The Sri Lankan government replied that after analysing the three existing agreements with the Indian government about the strategic Trincomalee oil tank complex, usually known as the Trinco oil tank farm, the two countries have reached an agreement to implement a joint development project to make
On the query on extending the credit line time by India, Bagchi referred to the visit to New Delhi by Sri Lankan Finance Minister Basil Rajapaksa last month.
“He briefed the Indian side on the economic situation in Sri Lanka and his government’s approach in addressing these challenges. India has always stood by the Sri Lankan people and Sri Lanka is an important part of our neighbourhood first policy,” Bagchi said relying on support to the island.
The above dialogues and discussion proved that India was ready to help Sri Lanka. Therefore, after mutual agreements and deals that were beneficial for both the countries, India extended a relief fund of $1 billion to the present Sri Lankan government. This was a good move indeed and helped Lanka in its time of need. However, after the March relief extended by India, Sri Lanka is again seeking for an additional credit line of $1.5 billion on top of the earlier funds. This credit line will also be met by India, which will be used by Sri Lanka for the import of its essential goods like rice, flour, sugar, pulses, medicines and more, as far as the Reuters reports go.
The help, extended by India, will undoubtedly be beneficial for the economically devastated Lanka and will further help in bettering the relations between the countries. India always proves that it is very much ready to help out everyone and set an example of moral duties for onlookers.
It is not that the nation of Sri Lanka has found this issue very sudden, but that the country is experiencing it for quite some time now, which is more worrying. It has been two years since the pandemic started and globalised but the foreign reserves at Sri Lanka were depleting long back and it only shows some leniency. The tolerance of the Sri Lankan government can be detained in the present crisis as a reason for the same.
India, as a supporting country, has always been together with other countries who are in need. It plans to do the same this year too, even when the shadows of the pandemic are hovering above still and India itself needs support. It is time that every country follows the same rules and morals so that the world can be a happier place to live in. The pandemic has massively accelerated empathy in the world and whatever lies ahead, we can feel a sense of togetherness.
FAQs
Why is there an economic crisis in Sri Lanka?
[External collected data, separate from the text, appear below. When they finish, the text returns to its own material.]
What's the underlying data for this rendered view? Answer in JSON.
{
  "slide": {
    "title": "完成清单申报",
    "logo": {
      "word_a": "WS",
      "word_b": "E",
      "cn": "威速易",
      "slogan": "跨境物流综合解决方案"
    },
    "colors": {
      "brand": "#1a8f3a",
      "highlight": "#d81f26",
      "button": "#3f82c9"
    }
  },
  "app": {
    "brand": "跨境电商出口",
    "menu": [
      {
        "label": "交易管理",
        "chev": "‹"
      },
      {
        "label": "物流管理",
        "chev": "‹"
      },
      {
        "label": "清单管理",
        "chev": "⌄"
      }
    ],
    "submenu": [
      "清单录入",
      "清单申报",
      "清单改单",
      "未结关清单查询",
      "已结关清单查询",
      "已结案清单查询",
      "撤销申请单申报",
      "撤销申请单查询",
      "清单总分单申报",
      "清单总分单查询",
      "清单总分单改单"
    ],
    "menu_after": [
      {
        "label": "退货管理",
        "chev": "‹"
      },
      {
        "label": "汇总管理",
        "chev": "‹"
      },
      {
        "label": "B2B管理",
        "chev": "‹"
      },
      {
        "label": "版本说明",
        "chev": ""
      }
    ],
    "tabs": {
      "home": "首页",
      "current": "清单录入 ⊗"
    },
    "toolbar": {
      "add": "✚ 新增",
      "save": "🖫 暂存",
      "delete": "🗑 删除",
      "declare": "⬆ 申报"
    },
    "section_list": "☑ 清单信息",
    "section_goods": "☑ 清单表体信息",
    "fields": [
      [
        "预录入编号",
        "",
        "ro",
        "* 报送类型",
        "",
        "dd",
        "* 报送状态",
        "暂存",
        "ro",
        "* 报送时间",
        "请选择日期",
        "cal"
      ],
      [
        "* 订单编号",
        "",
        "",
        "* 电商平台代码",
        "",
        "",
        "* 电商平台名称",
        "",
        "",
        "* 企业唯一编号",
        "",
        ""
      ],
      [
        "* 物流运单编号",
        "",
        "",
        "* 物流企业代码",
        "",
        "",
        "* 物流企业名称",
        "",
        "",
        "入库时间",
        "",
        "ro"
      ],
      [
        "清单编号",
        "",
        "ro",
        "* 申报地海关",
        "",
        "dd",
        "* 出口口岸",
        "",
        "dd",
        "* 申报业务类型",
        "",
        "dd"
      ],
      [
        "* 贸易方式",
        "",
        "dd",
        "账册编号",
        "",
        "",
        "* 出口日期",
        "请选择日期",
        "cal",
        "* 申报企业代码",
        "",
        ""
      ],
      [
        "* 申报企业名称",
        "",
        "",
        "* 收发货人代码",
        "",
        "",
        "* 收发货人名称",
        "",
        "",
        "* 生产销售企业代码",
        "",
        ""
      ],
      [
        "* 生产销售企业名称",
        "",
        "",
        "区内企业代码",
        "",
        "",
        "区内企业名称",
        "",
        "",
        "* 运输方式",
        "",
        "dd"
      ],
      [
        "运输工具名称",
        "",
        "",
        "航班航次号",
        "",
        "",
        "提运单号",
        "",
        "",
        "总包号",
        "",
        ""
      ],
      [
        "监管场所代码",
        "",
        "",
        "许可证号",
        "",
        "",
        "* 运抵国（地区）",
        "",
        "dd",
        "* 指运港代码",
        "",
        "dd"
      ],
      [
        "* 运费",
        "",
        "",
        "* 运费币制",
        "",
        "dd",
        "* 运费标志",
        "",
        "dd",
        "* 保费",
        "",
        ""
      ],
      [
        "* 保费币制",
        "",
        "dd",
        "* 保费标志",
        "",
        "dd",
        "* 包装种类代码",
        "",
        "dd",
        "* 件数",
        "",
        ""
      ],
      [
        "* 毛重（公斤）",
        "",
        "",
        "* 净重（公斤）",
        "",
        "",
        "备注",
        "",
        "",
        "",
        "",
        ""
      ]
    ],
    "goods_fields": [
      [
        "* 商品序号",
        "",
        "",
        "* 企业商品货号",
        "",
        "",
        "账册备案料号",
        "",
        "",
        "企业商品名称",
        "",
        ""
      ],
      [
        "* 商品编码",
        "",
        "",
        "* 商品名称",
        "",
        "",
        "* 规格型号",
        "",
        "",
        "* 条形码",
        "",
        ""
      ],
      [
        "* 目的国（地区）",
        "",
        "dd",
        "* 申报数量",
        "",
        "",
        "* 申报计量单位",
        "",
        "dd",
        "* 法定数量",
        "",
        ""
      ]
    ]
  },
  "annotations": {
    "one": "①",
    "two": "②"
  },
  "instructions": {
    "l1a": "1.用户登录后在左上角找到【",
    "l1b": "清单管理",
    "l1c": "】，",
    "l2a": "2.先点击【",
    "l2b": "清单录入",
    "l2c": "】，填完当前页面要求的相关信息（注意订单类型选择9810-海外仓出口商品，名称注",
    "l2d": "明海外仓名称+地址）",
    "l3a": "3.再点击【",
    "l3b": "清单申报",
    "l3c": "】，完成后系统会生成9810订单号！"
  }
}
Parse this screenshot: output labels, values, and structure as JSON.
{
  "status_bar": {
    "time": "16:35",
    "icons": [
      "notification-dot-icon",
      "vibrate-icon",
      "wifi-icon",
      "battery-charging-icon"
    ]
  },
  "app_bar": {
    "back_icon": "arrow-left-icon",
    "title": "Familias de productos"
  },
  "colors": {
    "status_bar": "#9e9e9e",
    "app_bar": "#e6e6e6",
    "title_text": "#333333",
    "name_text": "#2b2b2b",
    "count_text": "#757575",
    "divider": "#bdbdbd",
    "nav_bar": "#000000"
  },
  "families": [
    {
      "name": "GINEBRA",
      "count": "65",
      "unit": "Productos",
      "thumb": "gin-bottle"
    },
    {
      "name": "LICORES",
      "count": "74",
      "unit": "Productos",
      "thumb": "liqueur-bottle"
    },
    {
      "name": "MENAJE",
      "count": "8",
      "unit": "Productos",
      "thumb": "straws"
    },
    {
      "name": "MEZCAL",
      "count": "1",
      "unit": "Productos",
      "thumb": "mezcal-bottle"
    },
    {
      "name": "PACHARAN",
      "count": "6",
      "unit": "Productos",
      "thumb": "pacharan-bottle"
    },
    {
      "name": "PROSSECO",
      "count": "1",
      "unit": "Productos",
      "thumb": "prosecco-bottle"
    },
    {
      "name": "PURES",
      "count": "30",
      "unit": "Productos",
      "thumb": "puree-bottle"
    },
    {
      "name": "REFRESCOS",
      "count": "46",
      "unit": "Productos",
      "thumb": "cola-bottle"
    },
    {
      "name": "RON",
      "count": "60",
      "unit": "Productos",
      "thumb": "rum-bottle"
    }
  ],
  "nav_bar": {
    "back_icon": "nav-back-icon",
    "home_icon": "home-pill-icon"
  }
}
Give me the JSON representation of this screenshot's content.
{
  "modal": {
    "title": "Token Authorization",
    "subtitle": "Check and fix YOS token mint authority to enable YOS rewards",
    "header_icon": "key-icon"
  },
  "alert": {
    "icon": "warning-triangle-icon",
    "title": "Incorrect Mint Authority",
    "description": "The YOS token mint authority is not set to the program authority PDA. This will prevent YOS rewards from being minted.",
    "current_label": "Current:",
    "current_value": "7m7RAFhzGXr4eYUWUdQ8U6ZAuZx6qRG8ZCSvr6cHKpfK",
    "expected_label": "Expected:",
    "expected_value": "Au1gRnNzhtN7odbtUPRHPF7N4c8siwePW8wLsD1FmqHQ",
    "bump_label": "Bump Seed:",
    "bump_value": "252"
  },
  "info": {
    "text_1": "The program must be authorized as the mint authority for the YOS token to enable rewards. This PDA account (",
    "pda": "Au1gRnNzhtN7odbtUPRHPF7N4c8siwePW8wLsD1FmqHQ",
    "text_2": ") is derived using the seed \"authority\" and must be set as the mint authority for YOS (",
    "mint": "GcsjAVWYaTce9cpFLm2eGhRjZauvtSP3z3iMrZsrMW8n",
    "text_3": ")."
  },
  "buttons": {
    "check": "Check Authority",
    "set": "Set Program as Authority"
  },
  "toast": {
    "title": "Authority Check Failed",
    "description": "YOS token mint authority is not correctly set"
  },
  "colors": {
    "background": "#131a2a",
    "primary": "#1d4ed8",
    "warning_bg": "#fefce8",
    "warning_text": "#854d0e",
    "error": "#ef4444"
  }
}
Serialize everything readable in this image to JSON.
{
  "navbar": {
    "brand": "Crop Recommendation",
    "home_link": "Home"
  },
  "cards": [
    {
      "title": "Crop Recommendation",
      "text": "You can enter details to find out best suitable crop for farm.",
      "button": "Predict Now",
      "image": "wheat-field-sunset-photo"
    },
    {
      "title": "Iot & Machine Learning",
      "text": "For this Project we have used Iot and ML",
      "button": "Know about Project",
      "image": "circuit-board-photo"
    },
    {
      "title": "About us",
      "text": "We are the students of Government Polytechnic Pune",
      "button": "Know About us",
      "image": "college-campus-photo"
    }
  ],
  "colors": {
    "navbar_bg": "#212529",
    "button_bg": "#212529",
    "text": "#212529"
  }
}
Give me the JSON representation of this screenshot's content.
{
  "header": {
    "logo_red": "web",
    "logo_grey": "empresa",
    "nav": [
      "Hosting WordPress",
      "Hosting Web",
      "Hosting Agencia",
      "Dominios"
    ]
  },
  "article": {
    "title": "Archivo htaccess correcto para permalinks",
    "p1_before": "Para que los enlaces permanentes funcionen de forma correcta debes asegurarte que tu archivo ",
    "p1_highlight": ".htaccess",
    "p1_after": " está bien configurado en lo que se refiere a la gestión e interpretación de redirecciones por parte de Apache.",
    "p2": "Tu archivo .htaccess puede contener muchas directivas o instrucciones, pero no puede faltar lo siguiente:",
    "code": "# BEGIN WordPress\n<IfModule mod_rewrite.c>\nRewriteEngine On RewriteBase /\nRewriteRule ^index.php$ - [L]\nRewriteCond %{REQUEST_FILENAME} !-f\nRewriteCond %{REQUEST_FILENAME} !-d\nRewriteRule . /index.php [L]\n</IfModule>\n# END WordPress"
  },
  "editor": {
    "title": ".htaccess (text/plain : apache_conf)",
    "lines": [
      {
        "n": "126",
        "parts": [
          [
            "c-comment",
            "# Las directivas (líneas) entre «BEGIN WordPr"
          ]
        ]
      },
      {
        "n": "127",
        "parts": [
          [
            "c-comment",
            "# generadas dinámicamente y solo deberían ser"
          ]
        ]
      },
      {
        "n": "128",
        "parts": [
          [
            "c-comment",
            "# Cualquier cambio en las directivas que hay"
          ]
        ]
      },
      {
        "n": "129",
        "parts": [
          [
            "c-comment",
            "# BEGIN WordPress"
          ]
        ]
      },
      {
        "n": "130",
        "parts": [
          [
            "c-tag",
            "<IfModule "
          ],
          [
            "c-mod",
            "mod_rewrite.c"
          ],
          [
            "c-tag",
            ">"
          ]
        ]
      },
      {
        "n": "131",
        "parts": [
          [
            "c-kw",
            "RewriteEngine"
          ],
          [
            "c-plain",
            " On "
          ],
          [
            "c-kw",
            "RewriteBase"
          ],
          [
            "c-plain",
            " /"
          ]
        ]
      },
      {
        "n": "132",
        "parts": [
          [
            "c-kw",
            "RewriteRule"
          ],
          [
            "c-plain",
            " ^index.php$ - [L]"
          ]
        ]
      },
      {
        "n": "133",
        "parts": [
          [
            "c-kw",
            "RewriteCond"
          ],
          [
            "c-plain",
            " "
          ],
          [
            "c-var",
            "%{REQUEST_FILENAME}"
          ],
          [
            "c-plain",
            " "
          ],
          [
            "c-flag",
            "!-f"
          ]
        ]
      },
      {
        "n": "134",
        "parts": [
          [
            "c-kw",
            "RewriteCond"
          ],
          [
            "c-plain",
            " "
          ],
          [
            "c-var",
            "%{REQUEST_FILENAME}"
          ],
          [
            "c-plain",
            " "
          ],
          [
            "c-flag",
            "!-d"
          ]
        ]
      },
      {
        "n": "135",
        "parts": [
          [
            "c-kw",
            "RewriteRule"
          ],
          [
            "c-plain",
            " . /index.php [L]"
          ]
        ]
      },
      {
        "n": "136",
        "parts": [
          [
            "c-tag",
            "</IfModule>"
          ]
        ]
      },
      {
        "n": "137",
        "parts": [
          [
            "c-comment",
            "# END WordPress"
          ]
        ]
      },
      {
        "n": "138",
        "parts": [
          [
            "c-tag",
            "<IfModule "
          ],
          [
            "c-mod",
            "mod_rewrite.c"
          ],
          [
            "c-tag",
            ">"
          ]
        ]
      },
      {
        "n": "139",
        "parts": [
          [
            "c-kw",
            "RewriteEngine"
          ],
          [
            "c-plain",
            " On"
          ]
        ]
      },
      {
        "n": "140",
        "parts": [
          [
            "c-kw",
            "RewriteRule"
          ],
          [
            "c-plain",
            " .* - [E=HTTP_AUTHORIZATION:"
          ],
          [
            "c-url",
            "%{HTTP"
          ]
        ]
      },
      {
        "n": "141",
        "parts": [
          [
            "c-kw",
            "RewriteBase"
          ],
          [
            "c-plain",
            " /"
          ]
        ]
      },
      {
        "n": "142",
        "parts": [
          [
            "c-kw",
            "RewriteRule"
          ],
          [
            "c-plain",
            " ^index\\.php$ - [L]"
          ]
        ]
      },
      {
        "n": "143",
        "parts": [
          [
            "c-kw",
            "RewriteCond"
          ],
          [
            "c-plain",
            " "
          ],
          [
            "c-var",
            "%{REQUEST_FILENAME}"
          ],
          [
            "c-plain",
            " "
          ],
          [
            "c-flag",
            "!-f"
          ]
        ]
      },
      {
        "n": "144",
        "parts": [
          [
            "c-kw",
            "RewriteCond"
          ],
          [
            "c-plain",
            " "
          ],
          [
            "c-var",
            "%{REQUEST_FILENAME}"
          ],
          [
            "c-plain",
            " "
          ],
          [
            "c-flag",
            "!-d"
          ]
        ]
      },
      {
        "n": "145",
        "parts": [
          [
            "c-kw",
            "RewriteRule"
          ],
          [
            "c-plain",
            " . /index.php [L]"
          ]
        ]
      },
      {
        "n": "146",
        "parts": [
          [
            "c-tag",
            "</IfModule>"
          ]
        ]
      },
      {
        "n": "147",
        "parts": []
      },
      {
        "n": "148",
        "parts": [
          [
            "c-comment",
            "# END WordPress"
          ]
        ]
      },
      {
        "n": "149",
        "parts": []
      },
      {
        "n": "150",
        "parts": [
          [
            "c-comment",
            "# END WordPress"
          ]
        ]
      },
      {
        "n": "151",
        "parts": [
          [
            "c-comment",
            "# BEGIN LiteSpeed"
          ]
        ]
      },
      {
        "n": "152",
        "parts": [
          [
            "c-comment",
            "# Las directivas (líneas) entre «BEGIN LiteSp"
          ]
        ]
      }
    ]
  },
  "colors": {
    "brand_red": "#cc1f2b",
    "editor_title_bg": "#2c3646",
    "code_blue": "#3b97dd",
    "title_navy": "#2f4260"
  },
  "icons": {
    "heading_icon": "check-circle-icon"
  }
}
The economic crisis that Sri Lanka is currently undergoing points to a severe depreciation of the country’s foreign exchange reserves. The crisis started back in 2019, when there was a massive dip in the country’s overall produce, which declined by 50%. Then the Covid19 pandemic struck, which made it insanely difficult for the country to recover, followed by a ban on import on March 2020. Now, the struggle of the country is real, with debts piling in and the government requesting relief funds from the other countries to import the essential goods.
How much does Sri Lanka owe the world?
The national debt of Sri Lanka is around $51 billion, as of March 2022.
Is Sri Lanka in an economic crisis?
Yes, Sri Lanka is facing its worst economic and debt crisis, which started in 2019 and is continuing even now!